First FOSS OS?
Posted Mar 21, 2007 17:27 UTC (Wed) by
landley (guest, #6789)
In reply to:
First FOSS OS? by anonymous1
Parent article:
The road to freedom in the embedded world
> The general public hardly heard about Free Software or the freedoms.
Back in the 1970's there _was_ no proprietary software market to speak
of. Why? Because the unit volumes on the machines were too low to
support any companies. (Micro-soft was one of the first, and they were a
shoestring operation with three employees, one of which was part time and
one of which had a day job at HP. The _very_ first might have been
Digital Research, which was a one-man operation Gary Kildall ran out of
his living room to make and sell CP/M for the very first commodity
hardware platform, the S/100 Altair clones.)

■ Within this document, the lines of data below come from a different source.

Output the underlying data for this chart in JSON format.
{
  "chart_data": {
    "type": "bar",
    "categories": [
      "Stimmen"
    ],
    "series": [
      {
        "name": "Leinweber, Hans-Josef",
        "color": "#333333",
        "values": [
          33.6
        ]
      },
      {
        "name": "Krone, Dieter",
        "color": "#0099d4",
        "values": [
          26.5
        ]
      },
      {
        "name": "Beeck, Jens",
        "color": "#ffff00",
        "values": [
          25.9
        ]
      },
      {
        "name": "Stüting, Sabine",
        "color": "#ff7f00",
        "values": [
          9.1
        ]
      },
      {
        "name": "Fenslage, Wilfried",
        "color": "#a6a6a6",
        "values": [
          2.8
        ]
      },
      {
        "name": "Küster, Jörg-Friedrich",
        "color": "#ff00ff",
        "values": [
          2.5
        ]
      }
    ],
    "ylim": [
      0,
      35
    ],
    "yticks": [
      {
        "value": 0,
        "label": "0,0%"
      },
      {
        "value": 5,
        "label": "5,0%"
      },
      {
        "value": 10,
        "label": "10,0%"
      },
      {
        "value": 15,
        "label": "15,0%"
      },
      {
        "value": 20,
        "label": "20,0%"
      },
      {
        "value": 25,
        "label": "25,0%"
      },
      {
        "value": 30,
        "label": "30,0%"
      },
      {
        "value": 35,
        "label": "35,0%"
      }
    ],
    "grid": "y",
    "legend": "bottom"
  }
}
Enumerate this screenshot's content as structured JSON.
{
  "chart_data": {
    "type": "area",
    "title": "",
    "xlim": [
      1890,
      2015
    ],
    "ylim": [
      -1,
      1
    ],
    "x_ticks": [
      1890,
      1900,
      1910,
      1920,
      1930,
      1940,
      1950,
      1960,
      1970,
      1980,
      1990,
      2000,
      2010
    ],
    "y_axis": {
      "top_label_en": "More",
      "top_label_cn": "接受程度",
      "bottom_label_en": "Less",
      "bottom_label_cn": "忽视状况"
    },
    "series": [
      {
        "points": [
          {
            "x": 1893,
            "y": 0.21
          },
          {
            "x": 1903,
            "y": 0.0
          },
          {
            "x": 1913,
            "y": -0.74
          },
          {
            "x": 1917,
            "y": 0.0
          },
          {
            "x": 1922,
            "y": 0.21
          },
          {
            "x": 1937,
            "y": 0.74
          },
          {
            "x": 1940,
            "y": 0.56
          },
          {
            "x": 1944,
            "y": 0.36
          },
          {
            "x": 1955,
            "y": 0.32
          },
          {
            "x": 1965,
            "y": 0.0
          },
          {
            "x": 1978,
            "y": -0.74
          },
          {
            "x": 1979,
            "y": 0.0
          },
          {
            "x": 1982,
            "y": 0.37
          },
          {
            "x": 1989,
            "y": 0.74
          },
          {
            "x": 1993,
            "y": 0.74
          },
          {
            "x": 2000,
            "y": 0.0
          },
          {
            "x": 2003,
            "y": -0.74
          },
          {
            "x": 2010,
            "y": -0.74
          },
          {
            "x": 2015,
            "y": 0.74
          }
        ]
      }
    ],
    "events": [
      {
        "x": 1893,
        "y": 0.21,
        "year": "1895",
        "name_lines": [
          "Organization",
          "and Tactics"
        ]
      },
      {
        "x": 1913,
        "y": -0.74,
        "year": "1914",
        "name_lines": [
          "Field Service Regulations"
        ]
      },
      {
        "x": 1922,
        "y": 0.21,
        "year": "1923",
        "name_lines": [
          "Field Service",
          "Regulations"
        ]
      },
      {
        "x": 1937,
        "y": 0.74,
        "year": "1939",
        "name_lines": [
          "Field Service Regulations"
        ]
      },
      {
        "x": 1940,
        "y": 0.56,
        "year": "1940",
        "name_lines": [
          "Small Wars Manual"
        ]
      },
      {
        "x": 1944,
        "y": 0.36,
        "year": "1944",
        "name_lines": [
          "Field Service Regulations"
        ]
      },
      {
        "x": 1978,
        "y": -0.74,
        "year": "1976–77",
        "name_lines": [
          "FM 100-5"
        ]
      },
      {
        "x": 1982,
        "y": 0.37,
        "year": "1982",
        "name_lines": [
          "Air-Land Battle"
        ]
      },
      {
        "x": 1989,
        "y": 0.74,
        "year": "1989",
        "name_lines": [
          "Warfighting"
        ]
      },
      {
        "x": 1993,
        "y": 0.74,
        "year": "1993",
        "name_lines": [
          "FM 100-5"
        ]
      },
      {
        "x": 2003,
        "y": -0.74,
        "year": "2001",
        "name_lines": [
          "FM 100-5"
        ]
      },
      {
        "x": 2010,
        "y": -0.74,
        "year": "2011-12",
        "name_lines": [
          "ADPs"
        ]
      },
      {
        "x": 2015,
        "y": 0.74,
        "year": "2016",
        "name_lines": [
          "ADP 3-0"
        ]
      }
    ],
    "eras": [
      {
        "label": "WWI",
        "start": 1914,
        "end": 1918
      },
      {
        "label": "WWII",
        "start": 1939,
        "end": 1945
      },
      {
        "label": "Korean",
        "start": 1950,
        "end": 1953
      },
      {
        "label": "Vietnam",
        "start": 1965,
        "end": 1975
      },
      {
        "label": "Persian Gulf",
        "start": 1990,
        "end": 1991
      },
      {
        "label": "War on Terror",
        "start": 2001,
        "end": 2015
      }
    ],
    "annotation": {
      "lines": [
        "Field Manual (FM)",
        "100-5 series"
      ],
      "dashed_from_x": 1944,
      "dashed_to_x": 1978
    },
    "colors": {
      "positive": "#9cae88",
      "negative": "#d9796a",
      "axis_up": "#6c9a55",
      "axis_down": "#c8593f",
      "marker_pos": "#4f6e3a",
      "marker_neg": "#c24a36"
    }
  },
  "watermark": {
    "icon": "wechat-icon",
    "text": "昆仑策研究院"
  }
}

In order to sell shrink-wrapped binary software, you need lots of the
same machine out in the wild to be potential customers. The PDP-8 was
the bestselling machine each year from its introduction until it lost the
title to the Apple II. In its ENTIRE PRODUCTION RUN the PDP-8 sold a
grand total of about 50,000 machines. That wasn't per-year, that was
total, ever.
http://www.faqs.org/faqs/dec-faq/pdp8/
In its first two years, the Apple II sold a combined total of 43,000
units (The Innovator's Dillema, page 135). When IBM introduced the PC as
an "Apple kiler" it planned to manufacture 250,000 units. That was going
to be the complete production run. It got that many _preorders_.
(Although the commodore 64 had significant unit volume during this period
as well, since they were going for the low margin high volume niche sold
retail through outlets like Sears.)
The first "killer app" was Visicalc for the Apple II, written in 1979.
This was the first shrinkwrapped binary software to sell on floppy disk
in any significant volume (say more than 50,000 copies).
The proprietary software industry emerged around 1980 because there were
now enough of the same machine out there to make selling shrink-wrapped
binary software a commercially viable option. Before that, the
proprietary software industry DIDN'T EXIST. You either had software
commissioned (hideously expensive), it came bundled with the hardware
(most OSes), or it was users exchanging programs they wrote. This was
NORMAL. The unusual thing about Unix wasn't that users traded changes to
it but that the OS was written in a high level language rather than
assembly. This meant it wasn't tied to a single piece of hardware the
way Stallman's precious ITS was (which died with the PDP-10, forcing him
to start over from scratch, and this time he picked something portable
and with an existing user community that was ALREADY used to patching the
source code of their OS, ala the Lions book). AT&T didn't try to
commercialize Unix until 1983, by which time it was about as old as Linux
is now.
In this context, the founding of the Free Software Foundation in 1983 was
the creation of a conservative reactionary movement to preserve a
vanishing status quo, aimed at resisting changes in the industry and
advocating a return to the glorious past. It's no accident that the 1984
book "Hackers" by Steven Levy writes about Stallman as "the last of the
hackers".
I repeat that the GPLv2 was great. It took several iterations to get it
right (the revised emacs license, gplv1, and then gplv2). But the GNU
project failed. Deal with it. Linux is the result of others acting
independently. (Linus was inspired by Andrew Tanenbaum's Minix which had
NOTHING to do with the GNU project.) Draping a GNU flag over Linux is
SILLY, if gcc hadn't been available Linus would have used the minix
compiler until he could write his own. (He DID write the front end of a
compiler a few years ago, for fun: it's called "sparse".) The Linux guys
maintained their own C library (up through libc5) before switching to
Ulrich Drepper's glibc fork (which was an independent fork and see
Ulrich's comments linked above for the backstory on that).
Linux is NOT a reincarnation of the GNU project. When the GNU project
died Linux salvaged some parts from the scrap, that's all.